Amazon.co.uk Review
Brian Froud is an artist with a flair for subtly coloured fantasy. Here he revisits the ethereal territory of his art books
Faeries (with Alan Lee) and the comic- gruesome
Lady Cottington's Pressed Fairy Book (with Terry Jones)--the latter a Hugo award winner. Froud has a whole philosophy of faeries and their reality which some readers may find a bit woozily "New Age", though traditional lore and Jungian archetypes are also discussed. Symbolising his sense that "good" and "bad" can shift with viewpoint, this large-format volume consists of
Good Faeries and
Bad Faeries bound back to back, each upside down relative to the other.
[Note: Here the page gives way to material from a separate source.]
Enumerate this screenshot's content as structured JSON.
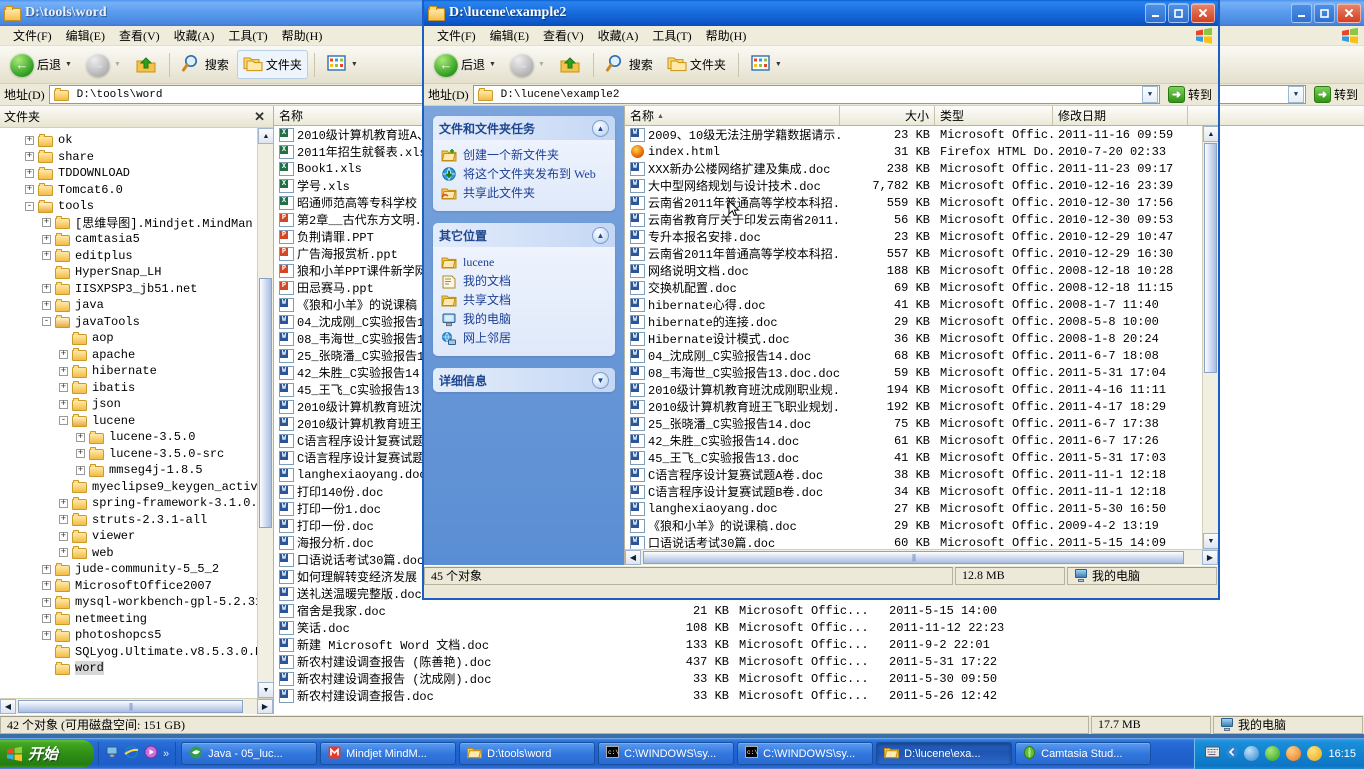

The fine artwork offers more variety than you might expect from this subject: traditional faeries, grotesques and comic figures (in both sections), horrors, abstract energy patterns, and crowded, symbolic scenes reminiscent of Hieronymus Bosch or Richard Dadd. Just as in
Paradise Lost, the bad guys can be more fun--from their hauntingly imagined Queen, through nasties like the Bigot Bogey and spirits of various dark emotions, to such familiar metaphorical nuisances as the Computer Glitch, Small Pang of Regret and Bad Hair Day Faery. Crammed with Froud's full-colour paintings, this is an attractive gift book. --
David Langford
--This text refers to the
Hardcover
edition.
Synopsis
A reversible volume in which good fairies such as the green man, the wood woman, and the pixies are described on one side, and bad fairies such the gnome, Black Annis, and Morgana le Fay are described on the other.